Dauer larvae are non-aging developmental alternatives in the sense that post-dauer life spans are independent of the time spent as a dauer larvae (Klass, 1976). An interesting question is whether damage to molecular components during the dauer larval stage can influence post-dauer life span. In order to address this question, dauer larvae were exposed to X-radiation and life spans were subsequenctly determined. Interestingly, when young dauers (defined as animals that spent only a few days in this quiescent stage) were exposed to X-rays and incubated for some time before recovery, the post-dauer life spans were significantly prolonged. Even after receiving high doses (e.g., 500Gy), the life span tended to be longer than the control. On the other hand, when aged dauer larvae were irradiated and then allowed to immediately resume development, the level of longevity depended on the age of dauer larvae. The life span of the post-dauer larvae was not shorter than the control, even when 30-days-old dauer larvae were irradiated. When 20-day-old dauer larvae were irradiated, the levels of longevity depend on the time between irradiation and recovery. These differences may be due to subtle effects of storage conditions on post-dauer life span. The hormesis effect was lost in the dauer larvae when they were incubated for five days before recovery. This was an unexpected finding, but the repair system may be impoverished after extensive damage by X-ray irradiation at high doese. C. elegans dauer larvae may have an extremely high capacity of repair system with a hormesis effect relative to non-dauer larvae. The life extension effect was comparatively minimal even when L2 wild-type animals were irradiated at 100 Gy of X-ray.

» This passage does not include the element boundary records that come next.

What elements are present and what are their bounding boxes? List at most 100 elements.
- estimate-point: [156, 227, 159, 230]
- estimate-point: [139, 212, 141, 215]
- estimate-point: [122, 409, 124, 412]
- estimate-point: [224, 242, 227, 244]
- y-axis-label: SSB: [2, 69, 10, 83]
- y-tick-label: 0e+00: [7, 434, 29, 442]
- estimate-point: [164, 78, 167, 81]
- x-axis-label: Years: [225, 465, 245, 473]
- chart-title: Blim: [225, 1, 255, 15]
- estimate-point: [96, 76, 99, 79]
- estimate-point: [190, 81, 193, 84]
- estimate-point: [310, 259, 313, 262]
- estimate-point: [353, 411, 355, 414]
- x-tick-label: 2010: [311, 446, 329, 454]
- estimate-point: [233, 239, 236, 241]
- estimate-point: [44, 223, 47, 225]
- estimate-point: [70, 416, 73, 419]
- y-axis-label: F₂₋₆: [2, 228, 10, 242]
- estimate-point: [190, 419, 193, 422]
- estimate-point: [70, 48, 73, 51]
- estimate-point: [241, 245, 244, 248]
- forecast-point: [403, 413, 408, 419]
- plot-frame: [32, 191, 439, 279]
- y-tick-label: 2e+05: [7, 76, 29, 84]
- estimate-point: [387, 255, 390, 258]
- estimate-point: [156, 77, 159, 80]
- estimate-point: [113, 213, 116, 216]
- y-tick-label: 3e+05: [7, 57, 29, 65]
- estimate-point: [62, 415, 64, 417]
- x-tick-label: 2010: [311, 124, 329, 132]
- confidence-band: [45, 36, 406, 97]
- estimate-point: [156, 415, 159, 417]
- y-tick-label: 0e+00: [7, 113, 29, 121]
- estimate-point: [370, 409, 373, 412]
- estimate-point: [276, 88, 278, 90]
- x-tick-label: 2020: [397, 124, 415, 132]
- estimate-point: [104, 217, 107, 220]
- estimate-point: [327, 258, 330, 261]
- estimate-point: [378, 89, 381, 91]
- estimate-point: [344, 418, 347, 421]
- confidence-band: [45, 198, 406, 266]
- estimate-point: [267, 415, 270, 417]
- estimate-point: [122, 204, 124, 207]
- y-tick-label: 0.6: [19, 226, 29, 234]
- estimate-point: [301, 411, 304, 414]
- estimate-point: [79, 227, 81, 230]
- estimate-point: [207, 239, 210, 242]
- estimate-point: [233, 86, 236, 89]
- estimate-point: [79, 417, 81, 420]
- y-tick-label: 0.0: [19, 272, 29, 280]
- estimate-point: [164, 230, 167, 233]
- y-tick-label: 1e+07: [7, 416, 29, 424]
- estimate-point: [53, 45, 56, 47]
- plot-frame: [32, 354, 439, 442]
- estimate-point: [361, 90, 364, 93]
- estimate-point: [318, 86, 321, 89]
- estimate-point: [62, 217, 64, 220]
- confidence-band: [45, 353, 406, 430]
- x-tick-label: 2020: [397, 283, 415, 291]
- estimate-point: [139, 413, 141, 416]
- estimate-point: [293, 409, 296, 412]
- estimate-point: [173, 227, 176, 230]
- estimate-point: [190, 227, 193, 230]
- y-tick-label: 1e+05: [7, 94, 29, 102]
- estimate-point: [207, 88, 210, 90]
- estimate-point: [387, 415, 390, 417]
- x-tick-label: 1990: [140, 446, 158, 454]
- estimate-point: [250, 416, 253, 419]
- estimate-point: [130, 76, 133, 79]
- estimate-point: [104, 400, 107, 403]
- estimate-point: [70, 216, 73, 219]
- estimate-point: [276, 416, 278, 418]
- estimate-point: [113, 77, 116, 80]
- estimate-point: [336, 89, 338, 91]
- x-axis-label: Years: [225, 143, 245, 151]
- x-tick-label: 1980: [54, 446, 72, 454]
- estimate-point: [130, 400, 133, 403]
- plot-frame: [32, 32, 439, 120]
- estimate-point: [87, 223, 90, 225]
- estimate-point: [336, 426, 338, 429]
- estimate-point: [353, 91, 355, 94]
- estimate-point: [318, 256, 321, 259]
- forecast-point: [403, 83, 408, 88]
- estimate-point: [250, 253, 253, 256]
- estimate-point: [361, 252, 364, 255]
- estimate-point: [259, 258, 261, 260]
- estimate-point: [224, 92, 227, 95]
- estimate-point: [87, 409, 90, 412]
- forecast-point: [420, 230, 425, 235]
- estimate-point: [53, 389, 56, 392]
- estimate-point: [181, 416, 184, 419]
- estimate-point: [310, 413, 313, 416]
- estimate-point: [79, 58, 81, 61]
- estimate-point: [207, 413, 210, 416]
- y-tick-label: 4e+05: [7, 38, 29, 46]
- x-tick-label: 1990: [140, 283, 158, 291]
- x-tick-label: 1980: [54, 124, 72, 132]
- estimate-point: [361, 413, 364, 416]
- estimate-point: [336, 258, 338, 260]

A subset of the genes such as
daf-2,
daf-16 and
age-1 are necessary for both dauer formation and determination of adult life span. These genes mediate the insulin-like signaling pathway. The strong repair system may be a key component of the longevity of these mutants. In contrast to wild-type animals, the life-extension effect was not presented even when L2
age-1 and
daf-16 mutants were irradiated at 100 Gy of X-ray. This suggests that the hormesis may be partly controlled by the insulin-like signaling pathway.